Typically, thousands or millions of copies of the display element and its associated switch element (e.g., an LCD cell and its associated field effect transistor) are reproduced in the form of an array, on a substrate such as a plane of glass or other light transparent material. The array is overlaid with a grid of data lines and gate lines. The data lines serve to deliver the pixel signals to the carrier electrodes of the transistors and the gate lines serve to apply the gate signals to the control electrodes of the transistors. In other words, each of the data lines is coupled to a respective group of display elements, typically referred to as a column of display elements, while each of the gate lines is coupled to a respective row of display elements.
Each data line is coupled to a data line driver circuit that receives control and pixel signals from a signal generator. The latter translates incoming pixel values (for example, red, green and blue pixel values) into data signals (with appropriate timing). The data line driver then performs the needed voltage level shifting to produce a pixel signal with the needed fan-out (current capability).
As to the gate lines, each gate line is coupled to a gate line driver circuit that receives clock (control) signals from the signal generator. These clocks signals, together with a start pulse signal (SP, GSP) are generated into the domain of a reference clock that is received by the signal generator along with horizontal and vertical sync signals for defining the scan of a each frame. Each gate driver circuit typically drives a respective gate line. The array of display elements are, in most cases, driven in a horizontal or line-by-line scanning fashion: the desired pixel signals for a selected row of display elements are provided on the data lines; and the selected row of display elements is “enabled” by a pulse that is asserted on the associated gate line, by the gate driver circuit of that gate line. The approach is to scan line-by-line or row-by-row in a vertical direction, until the entire display element array has been “filled” with the pixel values of a single image frame.
The gate driver circuitry has stringent requirements in terms of timing of the transitions in the gate signals that it generates (and that are applied to the gate lines).
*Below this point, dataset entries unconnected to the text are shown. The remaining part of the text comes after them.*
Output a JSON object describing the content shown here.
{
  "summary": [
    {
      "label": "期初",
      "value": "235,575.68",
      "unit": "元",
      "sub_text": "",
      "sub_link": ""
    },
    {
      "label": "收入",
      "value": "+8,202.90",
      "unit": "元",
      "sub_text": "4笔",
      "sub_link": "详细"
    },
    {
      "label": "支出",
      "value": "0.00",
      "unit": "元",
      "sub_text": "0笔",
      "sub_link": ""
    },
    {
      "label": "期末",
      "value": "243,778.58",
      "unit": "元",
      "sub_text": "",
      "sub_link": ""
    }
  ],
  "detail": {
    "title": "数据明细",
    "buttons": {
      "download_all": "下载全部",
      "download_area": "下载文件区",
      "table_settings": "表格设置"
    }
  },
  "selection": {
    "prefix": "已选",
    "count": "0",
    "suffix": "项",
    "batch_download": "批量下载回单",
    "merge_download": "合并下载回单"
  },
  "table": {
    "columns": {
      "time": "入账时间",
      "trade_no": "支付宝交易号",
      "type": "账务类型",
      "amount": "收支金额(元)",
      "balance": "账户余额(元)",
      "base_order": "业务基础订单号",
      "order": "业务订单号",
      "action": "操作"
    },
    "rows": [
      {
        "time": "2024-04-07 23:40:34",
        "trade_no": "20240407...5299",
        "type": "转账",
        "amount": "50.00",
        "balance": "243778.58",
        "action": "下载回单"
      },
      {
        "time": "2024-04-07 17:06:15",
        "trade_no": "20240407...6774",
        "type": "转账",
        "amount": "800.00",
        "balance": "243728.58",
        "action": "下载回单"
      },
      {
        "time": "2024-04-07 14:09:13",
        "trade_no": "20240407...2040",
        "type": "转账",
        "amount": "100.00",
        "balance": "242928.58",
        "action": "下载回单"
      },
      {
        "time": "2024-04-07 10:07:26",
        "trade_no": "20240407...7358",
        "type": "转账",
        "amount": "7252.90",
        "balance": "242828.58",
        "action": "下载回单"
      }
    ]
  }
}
Due to the nature of the display element array where an entire row of display elements are activated essentially simultaneously (within a single gate signal pulse window), the gate driver circuitry needs to provide precise control of the transitions in these gate drive signals. Furthermore, the gate driver circuitry should be reliable in that it has to withstand millions of operation cycles. For instance, in a 60 Hz display panel, the array of display elements are refreshed 60 times per second. Combining this with typical continuous operation ranging on the order of several hours, it can be seen that the gate driver circuitry needs to be not just accurate but also reliable. This is especially important when the gate driver circuitry has been integrated with the display element array on the same substrate (referred to sometimes as gate-on-array, GOA). This may result in a fairly expensive display or touch screen of a complex consumer electronic device such as a tablet computer, a laptop computer or a home entertainment system. A further limitation on the gate driver circuitry may be its constituent transistors and the manufacturing process used to produce them, e.g. where only n-channel metal oxide semiconductor field effect transistors (NMOS devices) are allowed in some cases. Finally, manufacturing process variations make it difficult to tightly control the operating characteristics of such transistors, including their threshold voltages, Vth. The task of designing the gate line driver circuitry thus becomes fairly complex in view of such constraints, where there is a need to ensure that the constituent transistors can be turned on and turned off as designed, so as to meet stringent timing requirements as well as reliability goals.